Adela Cedillo, en “Perspectiva comparativa de las llamadas guerras sucias en América Latina y México”, emprende un estudio comparativo de las llamadas guerras sucias de México con Brasil, Chile y Argentina. Si bien en estos tres países los golpes de Estado, el establecimiento de dictaduras militares, insurgencia armada y terror estatal imprimieron cierta dinámica y pergeñaron ciertos lenguajes represivos, la pregunta que subyace es en qué medida, y por qué, en el México de los sesenta y setenta, se suscitaron fenómenos similares a pesar de que una estabilidad política (sin duda autoritaria) había eliminado de la escena los golpes militares. En su análisis, Cedillo destaca la naturaleza de los sistemas políticos, las organizaciones armadas clandestinas, las modalidades de la contrainsurgencia y sus saldos, y las lucha por los derechos humanos y la memoria. Se incluye en el artículo un esclarecimiento de la Operación Cóndor mexicana -operación policiaco-militar enfocada a la eliminación de cultivos de droga-, que comparte la denominación con la alianza militar sudamericana, con la que no hubo sin embargo conexión orgánica. Al examinarse la yuxtaposición de los contextos local, transnacional y global la perspectiva comparativa ofrece ángulos ignorados de la violencia política.
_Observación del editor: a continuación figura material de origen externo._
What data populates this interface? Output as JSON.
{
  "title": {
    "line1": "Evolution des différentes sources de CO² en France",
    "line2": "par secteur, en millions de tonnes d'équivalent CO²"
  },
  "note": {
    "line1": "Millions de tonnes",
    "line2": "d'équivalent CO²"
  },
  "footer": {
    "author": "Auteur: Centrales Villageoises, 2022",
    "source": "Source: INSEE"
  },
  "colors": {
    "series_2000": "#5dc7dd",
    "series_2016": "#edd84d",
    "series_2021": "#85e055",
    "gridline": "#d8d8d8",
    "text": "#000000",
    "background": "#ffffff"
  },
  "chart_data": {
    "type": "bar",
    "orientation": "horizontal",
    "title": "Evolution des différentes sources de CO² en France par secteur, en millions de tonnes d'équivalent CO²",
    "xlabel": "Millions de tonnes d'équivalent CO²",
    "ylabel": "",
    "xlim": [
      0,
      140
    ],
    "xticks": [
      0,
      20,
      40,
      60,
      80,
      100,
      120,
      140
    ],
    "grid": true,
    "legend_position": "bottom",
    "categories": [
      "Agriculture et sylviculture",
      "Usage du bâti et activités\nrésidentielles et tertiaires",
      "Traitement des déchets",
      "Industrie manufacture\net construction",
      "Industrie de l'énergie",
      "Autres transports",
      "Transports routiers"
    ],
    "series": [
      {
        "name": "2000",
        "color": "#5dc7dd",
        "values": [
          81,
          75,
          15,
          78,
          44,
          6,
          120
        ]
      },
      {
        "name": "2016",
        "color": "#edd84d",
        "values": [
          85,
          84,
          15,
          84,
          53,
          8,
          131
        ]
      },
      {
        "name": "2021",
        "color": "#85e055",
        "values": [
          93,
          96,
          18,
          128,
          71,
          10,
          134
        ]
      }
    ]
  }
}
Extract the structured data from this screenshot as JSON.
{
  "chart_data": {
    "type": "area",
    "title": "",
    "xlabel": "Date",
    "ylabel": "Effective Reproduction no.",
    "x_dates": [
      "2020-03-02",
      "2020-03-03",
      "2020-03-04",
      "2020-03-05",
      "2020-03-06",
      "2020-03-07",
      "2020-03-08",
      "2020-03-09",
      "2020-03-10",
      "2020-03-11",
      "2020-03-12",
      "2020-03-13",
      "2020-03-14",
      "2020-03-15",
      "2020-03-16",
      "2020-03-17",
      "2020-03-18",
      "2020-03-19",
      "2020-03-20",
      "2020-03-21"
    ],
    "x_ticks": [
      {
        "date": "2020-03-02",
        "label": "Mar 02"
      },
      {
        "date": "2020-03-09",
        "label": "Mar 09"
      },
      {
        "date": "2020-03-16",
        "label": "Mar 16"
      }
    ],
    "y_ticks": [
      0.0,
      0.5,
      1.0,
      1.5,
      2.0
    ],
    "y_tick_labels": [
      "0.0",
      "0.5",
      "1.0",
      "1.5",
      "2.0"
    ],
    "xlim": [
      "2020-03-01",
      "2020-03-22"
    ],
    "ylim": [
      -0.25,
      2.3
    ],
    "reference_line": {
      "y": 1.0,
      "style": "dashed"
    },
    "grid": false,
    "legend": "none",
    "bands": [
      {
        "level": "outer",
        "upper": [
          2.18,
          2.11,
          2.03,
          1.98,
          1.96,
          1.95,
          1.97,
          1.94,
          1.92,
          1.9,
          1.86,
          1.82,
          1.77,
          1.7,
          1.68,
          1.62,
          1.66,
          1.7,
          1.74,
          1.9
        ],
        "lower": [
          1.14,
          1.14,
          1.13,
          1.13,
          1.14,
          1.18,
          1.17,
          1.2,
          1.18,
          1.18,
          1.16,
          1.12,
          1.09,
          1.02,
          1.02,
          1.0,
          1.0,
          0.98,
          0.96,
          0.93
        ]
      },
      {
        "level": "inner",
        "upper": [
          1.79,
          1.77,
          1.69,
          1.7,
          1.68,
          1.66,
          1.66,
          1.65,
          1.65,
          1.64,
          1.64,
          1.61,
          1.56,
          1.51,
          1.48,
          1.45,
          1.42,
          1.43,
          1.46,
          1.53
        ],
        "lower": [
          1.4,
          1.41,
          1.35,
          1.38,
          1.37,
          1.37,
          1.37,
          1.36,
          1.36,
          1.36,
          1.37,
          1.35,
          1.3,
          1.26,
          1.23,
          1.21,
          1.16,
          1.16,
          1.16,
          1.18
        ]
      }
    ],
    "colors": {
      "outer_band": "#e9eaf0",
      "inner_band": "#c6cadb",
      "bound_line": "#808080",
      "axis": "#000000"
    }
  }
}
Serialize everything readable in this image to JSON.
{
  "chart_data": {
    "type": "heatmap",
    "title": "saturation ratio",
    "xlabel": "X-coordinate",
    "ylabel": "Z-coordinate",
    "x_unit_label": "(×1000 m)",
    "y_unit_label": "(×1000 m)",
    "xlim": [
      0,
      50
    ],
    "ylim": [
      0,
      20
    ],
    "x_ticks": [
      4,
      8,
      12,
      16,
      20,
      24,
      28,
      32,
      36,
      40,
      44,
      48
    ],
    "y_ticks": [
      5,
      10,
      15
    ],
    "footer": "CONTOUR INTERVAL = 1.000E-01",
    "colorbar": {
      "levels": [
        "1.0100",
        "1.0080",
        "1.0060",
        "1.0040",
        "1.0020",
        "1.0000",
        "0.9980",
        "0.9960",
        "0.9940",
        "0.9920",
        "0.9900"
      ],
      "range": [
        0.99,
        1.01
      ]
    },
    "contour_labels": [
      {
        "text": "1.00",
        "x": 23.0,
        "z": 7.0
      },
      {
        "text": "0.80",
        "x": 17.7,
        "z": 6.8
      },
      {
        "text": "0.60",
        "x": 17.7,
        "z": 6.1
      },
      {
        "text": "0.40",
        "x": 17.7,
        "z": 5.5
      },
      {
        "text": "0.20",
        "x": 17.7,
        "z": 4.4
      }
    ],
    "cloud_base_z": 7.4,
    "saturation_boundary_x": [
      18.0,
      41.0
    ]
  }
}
El artículo se basa en investigación de archivo y hemerográfica, entrevistas, informes oficiales y fuentes secundarias.
“Caridad eficaz: la justificación de la violencia en el catolicismo liberacionista”, de Saúl Espino Armendáriz, estudia la ideación de la violencia política en el pensamiento católico liberacionista de la década de 1960, que fue uno de los elementos ideológicos con cierto impacto en la creación de grupos armados clandestinos. Ciertamente, en el papel y en los hechos, la conjunción de la tradición católica de la guerra justa y de unas versiones del marxismo-leninismo conformaron actores políticos inéditos. Como se observará, Espino Armendáriz se centra en actores y publicaciones mexicanos, pero con un enfoque transnacional que recupera las dinámicas regionales del liberacionismo católico. El estudio usa como fuentes primarias libros, revistas y boletines publicados en aquellos momentos por grupos o intelectuales católicos, así como gacetas, discursos y documentos oficiales del magisterio.
“La violencia política como espectáculo. Los medios masivos frente al conflicto armado guerrerense de los años setenta”, de Israel Rodríguez, reinterpreta el papel de los medios de comunicación durante los años más álgidos de las luchas armadas y de la represión gubernamental. Analiza un conjunto de materiales provenientes de distintos medios de comunicación impresos y audiovisuales para mostrar que los fenómenos de violencia política en los años setenta no permanecieron ocultos para el público; en realidad, sostiene el autor, ocuparon un espacio para el consumo de sectores urbanos. El artículo hace un seguimiento de la trayectoria política de los dos principales grupos armados surgidos en el estado de Guerrero para mostrar cómo participaron activamente en el espacio mediático.
“Mujeres en la clandestinidad armada. Hechos y tendencias en la década de 1970”, de mi autoría, aborda la participación de mujeres en los movimientos armados clandestinos mexicanos en la década de 1970. El estudio muestra tendencias en la participación de mujeres en organizaciones armadas, que se infieren de una base de datos general de los grupos clandestinos. Se calcula número y proporción de mujeres en organizaciones clandestinas y se ofrecen puntos de comparación con otras experiencias nacionales en Europa y América Latina; se identifican asimismo los orígenes geográficos y las trayectorias escolares de las mujeres involucradas. En todos los niveles se introducen historias personales y la manera como engarzan con las tendencias en la base de datos que sustenta esta investigación. Todo el estudio está atravesado por una discusión que ha permanecido implícita en los enfoques de género en la violencia política: ¿tiene sentido la pregunta de si las mujeres son más o menos proclives a la violencia política que los hombres?